La ambición del gobierno argentino, de cara a un acuerdo de tres años, es un roll over, postergación de pagos por el plazo total del convenio. “No pedimos plata fresca –comenta Lavagna a su gente–, es un acuerdo inusual y se va a cerrar”.
El optimismo, valga enmarcarlo, es “dentro de lo que hay”. Las libras de carne, ay, siempre existen. Una de ellas es el aumento de tarifas, suculento cabrito en el altar del G-7 que por un lado presiona a Köhler para que acerque posiciones con Argentina y al unísono aprieta a ésta para que mejore la posición de las privatizadas de servicios públicos. El otro es, que aun mediando alguna postergación de pagos, mediará una exigencia de un superávit primario fenomenal.

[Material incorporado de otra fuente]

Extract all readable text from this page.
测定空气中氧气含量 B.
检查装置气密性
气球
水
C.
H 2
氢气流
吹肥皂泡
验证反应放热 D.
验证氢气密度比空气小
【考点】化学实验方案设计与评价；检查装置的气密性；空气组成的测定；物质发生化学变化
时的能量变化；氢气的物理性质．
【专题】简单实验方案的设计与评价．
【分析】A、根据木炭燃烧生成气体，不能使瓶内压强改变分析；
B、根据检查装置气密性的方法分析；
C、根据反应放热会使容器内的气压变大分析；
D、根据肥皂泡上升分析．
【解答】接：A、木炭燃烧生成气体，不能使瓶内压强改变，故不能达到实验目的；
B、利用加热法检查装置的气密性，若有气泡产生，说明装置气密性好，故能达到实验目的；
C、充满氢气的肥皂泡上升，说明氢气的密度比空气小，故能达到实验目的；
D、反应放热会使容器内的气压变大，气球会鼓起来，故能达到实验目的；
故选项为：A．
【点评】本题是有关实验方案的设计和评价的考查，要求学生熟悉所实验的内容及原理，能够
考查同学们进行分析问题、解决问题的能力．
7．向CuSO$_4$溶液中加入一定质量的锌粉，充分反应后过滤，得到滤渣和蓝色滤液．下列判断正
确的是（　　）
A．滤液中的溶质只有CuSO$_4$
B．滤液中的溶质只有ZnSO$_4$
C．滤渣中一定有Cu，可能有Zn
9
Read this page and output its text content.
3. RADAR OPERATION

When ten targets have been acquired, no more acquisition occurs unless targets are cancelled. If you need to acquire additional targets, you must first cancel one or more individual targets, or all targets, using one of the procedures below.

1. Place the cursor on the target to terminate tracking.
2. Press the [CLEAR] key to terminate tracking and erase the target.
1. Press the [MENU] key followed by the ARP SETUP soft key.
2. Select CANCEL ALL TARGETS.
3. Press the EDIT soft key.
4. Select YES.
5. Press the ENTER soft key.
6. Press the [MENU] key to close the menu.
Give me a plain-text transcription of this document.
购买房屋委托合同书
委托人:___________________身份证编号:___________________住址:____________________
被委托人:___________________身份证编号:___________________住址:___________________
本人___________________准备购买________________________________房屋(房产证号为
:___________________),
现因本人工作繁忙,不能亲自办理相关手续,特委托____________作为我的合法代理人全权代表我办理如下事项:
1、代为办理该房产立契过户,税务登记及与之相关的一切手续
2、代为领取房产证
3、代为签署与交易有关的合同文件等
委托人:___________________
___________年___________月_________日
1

Un 3,5 del PBI, guarismo bastante inferior al ofrecido por Lula, implica algo así como un 25 por ciento del presupuesto anual de un país agobiado por la pésima distribución de la riqueza. Un freno al crecimiento cabal y uno aún mayor a algo parecido a la justicia.
Un banco ahí, por favor
Los titulares del Central y de Hacienda tienen más coincidencias de fondo que las que suele registrar la comidilla cotidiana, situación que Lavagna generó a pulso “cargándose” a los dos precursores de Prat Gay. Como fuera, puestos a discutir la situación del sector financiero, tocaron la misma partitura. También lo hizo la titular del Banco Nación, Felisa Miceli, quien defendió en cara de Köhler el rol de la banca pública. Postura verbal que fue robustecida con el lanzamiento, coincidente con la partida del alemán, de una línea de créditos para vivienda. La banca pública debe prestar, pontifica Lavagna, a condición de tener reservas y management. El Nación, se precia, tiene ahora una línea bien profesional y resto. Puertas adentro de su despacho, Lavagna reconoce que no toda la banca pública está en similar condición. También registra que el ánimo social sigue caído y que no será sencillo conseguir demanda para esa oferta.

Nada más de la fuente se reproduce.